Many other western brands such as H&M, Adidas, Gap and Lululemon will face the same prediction.
Nike is already facing a tight lower line.
Its most recent financial year was about $ 51BN (£ 39.6bn) in sales. The cost of making products including shipping, third-party profit and warehouse fee consumes only 55% revenue, giving it a healthy gross profit margin of more than 40%.
Once you add to the cost of other business functions, that profit goes away. For example, its revenue is consumed by one -third, sales and administrative expenses.
As long as you are factors in interest and taxes, the benefit of the nike becomes about 11%.
This is in all its products, as they do not break the cost separately for its different objects.
Rahul C, who established the running shoe review website Sole Review, says there are other methods that can keep Nike retail prices low.
Mr.

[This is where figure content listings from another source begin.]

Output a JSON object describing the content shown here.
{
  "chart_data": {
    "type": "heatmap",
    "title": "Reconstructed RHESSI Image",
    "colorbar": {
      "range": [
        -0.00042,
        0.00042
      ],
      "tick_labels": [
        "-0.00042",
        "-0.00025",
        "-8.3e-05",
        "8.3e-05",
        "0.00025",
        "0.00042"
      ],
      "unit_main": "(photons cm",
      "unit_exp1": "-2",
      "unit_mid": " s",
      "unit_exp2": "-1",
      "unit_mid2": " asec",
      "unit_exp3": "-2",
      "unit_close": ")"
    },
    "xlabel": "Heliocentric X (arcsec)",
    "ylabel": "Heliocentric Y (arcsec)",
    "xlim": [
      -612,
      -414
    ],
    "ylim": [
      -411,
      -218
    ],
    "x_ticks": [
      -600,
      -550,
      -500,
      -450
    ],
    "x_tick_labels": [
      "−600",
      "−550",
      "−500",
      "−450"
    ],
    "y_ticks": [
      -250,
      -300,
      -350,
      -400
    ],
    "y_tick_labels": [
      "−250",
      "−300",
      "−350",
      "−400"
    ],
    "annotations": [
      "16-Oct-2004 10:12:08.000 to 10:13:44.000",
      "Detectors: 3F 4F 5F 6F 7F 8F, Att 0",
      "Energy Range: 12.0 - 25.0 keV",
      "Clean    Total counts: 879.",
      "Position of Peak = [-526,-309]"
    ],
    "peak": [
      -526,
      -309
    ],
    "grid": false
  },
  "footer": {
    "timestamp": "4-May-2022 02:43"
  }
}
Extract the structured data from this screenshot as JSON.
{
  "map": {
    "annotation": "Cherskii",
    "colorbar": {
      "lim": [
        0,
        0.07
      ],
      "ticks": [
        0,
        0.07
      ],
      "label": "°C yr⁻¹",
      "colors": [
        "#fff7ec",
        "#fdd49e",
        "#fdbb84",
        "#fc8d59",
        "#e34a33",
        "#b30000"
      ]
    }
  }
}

C, who trained as a footwear designer and worked for Nike and Van in India, says that one way may be to downgrade the level of technology in shoes.
“So instead of using high-demonstrations midsole foam and construction, the injection stick to the molded eva (ethylene-vinyl acetate),” he says.
Another option will be instead of bringing a new design every three to four years to refresh the design cycle.

Things can change rapidly
Shimon Seigel, managing director of BMO Capital Markets, says that most companies were looking at Wednesday’s announcement as “still away from the final conclusion”.
“I don’t think many people believe that those numbers are still dug in the stone,” they say.
Theoretically, Nike is such a big brand that it should be able to pay prices without killing its sales, but says: “Does he right now have this question and do they have that their product offers is another?”
Even before the announcement, Nike was facing a recession in sales, which had curbed his ability to command the entire price for his shoes.
Finance Head Matthew Mitra has also cited tariffs as an example of developments that were affecting consumer trust.
And Nike is much more dependent on American consumers, contributing to about $ 21.5BN of its sales in the market – almost everything that sells in its largest market in North America.
Bhavna in the US is a “important concern” for Nike because it directly affects the demand for its shoes, called Sheng Lu, a professor of fashion and apparel studies at Delaware University.
But finally he says that firms may be forced to pass the cost of levy to consumers.
“If the tariff war continues, Nike is very likely to increase prices. There is no way to absorb 30% to 50% increase in sourcing costs for brands.”
He says: “How to react to US trading partners mutual tariff policy will also have a major impact.”
China has already returned with its own 34% tariff,
A part of the argument behind Trump’s tariff policy is to build more companies in the US.
However, Prof. Lu Nike, or other companies, soon, soon at any time at any time “due to the complexity involved in footwear manufacturing”.
It involves the time required to consider a long list of factors, when it is decided that their products have to be sourced – quality, cost, market speed and various social and environmental compliance risks “.
Matt Power of the Power Advisory Group says that the American textile mills will “have difficult and expensive (for Nike) to produce back to the US” difficult and expensive (for Nike).
Mr. Power said: “This infection, if followed, will take years and significant investment will be required.”
Nike did not respond to the BBC requests for comments for this article.
We also approached 30 suppliers in Asia but no one responded.